[LU-16451] kfilnd: Enhance TN state machine to handle peer in "failed" state Created: 06/Jan/23 Updated: 27/Jan/23 Resolved: 27/Jan/23 |
|
| Status: | Resolved |
| Project: | Lustre |
| Component/s: | None |
| Affects Version/s: | None |
| Fix Version/s: | Lustre 2.16.0 |
| Type: | Improvement | Priority: | Minor |
| Reporter: | Chris Horn | Assignee: | Chris Horn |
| Resolution: | Fixed | Votes: | 0 |
| Labels: | None | ||
| Rank (Obsolete): | 9223372036854775807 |
| Description |
|
If a send request (immediate or bulk) fails with the EHOSTUNREACH error number means the cxi retry handler failed to send a message indicating an issue with the peer or the fabric. If a kfilnd transaction (TN) fails with the EHOSTUNREACH error number, update the peer to a new "failed" state. When a peer is in this failed state, require a completed HELLO before sending any more packets to that peer.
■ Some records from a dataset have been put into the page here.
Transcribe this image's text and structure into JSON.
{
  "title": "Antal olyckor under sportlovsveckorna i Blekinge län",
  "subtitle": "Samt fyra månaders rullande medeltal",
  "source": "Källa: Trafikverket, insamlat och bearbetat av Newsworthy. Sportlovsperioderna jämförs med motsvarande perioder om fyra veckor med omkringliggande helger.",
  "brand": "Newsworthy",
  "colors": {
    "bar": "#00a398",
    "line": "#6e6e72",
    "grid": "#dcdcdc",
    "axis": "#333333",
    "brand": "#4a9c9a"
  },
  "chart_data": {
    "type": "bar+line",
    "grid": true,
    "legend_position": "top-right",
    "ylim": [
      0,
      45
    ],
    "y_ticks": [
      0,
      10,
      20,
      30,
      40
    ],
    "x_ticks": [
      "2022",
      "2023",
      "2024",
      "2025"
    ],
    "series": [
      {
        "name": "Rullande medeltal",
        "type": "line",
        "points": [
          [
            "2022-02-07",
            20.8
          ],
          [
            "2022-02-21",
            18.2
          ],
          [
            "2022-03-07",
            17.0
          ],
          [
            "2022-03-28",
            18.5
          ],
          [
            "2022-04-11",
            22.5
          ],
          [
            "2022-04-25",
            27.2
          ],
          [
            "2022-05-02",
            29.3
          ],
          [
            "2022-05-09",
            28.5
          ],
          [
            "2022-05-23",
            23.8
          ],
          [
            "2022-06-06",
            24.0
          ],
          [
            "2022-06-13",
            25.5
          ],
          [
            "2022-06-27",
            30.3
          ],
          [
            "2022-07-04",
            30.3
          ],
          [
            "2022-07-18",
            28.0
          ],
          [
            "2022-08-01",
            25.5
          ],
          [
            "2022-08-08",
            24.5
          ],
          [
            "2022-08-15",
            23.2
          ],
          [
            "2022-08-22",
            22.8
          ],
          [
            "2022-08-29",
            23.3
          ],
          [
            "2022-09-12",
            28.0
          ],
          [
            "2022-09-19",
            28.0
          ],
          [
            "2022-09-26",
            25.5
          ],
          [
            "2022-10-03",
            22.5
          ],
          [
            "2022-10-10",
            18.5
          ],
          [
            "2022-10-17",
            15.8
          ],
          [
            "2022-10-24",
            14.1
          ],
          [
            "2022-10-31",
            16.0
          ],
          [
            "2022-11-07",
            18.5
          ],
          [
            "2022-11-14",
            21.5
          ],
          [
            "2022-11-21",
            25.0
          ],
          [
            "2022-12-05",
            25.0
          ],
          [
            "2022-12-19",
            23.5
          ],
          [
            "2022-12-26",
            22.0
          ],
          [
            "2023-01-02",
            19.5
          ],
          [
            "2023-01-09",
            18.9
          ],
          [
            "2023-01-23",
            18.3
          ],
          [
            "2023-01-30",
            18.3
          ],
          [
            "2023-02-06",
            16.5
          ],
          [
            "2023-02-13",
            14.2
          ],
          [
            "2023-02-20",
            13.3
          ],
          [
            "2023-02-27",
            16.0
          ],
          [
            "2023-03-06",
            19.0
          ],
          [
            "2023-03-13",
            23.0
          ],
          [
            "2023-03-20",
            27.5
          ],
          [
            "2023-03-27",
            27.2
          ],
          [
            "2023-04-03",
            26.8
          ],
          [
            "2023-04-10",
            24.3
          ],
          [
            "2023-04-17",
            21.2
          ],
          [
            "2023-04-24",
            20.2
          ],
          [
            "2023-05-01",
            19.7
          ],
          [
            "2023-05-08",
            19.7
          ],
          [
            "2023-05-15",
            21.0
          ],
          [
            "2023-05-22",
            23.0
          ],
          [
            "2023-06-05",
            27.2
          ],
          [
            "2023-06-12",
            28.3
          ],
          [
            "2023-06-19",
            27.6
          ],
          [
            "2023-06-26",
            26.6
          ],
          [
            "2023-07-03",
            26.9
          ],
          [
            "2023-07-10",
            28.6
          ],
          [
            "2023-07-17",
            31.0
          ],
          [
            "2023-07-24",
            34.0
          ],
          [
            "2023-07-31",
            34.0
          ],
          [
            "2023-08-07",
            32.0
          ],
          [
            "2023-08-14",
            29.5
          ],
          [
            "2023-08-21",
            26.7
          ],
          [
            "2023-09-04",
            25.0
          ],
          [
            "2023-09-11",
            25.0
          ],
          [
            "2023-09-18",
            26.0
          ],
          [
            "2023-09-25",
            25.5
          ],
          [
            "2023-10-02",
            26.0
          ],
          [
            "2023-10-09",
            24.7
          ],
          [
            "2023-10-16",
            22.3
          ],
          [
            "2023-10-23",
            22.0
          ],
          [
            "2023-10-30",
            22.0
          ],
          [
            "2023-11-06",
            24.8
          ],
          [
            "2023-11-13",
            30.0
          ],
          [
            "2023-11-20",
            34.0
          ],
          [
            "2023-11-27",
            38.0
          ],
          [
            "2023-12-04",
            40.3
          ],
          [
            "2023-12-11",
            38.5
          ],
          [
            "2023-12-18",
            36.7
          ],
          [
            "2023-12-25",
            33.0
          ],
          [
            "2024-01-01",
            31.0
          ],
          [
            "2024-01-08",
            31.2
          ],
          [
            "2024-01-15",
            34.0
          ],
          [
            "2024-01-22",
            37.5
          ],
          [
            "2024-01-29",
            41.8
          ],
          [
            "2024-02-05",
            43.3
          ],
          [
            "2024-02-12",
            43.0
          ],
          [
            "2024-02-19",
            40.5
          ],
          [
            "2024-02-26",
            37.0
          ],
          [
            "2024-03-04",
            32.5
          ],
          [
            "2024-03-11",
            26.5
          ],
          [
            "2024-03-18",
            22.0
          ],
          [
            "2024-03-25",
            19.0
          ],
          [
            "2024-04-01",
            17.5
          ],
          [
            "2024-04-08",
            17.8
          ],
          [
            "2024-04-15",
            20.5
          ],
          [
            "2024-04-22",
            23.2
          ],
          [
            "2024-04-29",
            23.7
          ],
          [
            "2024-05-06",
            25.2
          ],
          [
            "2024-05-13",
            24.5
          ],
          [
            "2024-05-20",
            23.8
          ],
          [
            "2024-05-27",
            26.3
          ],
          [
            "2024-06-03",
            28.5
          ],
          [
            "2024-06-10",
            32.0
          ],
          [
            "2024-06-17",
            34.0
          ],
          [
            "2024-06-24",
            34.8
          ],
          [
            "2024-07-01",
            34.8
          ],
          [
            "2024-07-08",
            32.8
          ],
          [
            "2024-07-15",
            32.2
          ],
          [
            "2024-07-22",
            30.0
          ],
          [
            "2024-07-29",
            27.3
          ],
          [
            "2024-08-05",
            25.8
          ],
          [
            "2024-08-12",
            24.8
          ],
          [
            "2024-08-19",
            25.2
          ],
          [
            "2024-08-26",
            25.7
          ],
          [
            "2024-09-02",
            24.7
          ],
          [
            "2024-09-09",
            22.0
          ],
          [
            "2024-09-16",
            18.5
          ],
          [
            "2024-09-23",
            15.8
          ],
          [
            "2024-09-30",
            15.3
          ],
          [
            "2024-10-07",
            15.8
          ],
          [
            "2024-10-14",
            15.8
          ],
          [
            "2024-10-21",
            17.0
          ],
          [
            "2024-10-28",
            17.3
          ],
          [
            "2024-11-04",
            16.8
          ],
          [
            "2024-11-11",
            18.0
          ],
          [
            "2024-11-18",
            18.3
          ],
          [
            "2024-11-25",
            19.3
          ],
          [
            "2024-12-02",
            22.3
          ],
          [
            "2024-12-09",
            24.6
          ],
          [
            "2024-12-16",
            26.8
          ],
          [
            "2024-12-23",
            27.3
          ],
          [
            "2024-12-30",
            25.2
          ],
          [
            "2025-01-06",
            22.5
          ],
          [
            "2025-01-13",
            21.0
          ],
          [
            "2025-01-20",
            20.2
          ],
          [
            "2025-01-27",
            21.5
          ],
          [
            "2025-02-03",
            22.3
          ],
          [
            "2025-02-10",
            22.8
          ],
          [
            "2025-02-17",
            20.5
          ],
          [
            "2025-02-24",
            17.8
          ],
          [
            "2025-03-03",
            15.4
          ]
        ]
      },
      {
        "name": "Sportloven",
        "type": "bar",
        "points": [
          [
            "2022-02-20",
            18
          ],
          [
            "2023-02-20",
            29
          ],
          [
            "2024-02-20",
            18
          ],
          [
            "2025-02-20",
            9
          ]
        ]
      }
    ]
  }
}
The idea is to minimize the amount of outstanding messages (which consume cxi resources) until either the peer recovers or the timeouts expire. |
| Comments |
| Comment by Gerrit Updater [ 10/Jan/23 ] |
|
"Chris Horn <chris.horn@hpe.com>" uploaded a new patch: https://review.whamcloud.com/c/fs/lustre-release/+/49589 |
| Comment by Gerrit Updater [ 10/Jan/23 ] |
|
"Chris Horn <chris.horn@hpe.com>" uploaded a new patch: https://review.whamcloud.com/c/fs/lustre-release/+/49591 |
| Comment by Gerrit Updater [ 19/Jan/23 ] |
|
"Oleg Drokin <green@whamcloud.com>" merged in patch https://review.whamcloud.com/c/fs/lustre-release/+/49591/ |
| Comment by Peter Jones [ 19/Jan/23 ] |
|
Landed for 2.16 |
| Comment by Peter Jones [ 19/Jan/23 ] |
|
Oops - still one more patch left |
| Comment by Gerrit Updater [ 27/Jan/23 ] |
|
"Oleg Drokin <green@whamcloud.com>" merged in patch https://review.whamcloud.com/c/fs/lustre-release/+/49589/ |
| Comment by Peter Jones [ 27/Jan/23 ] |
|
Now all appear to be merged |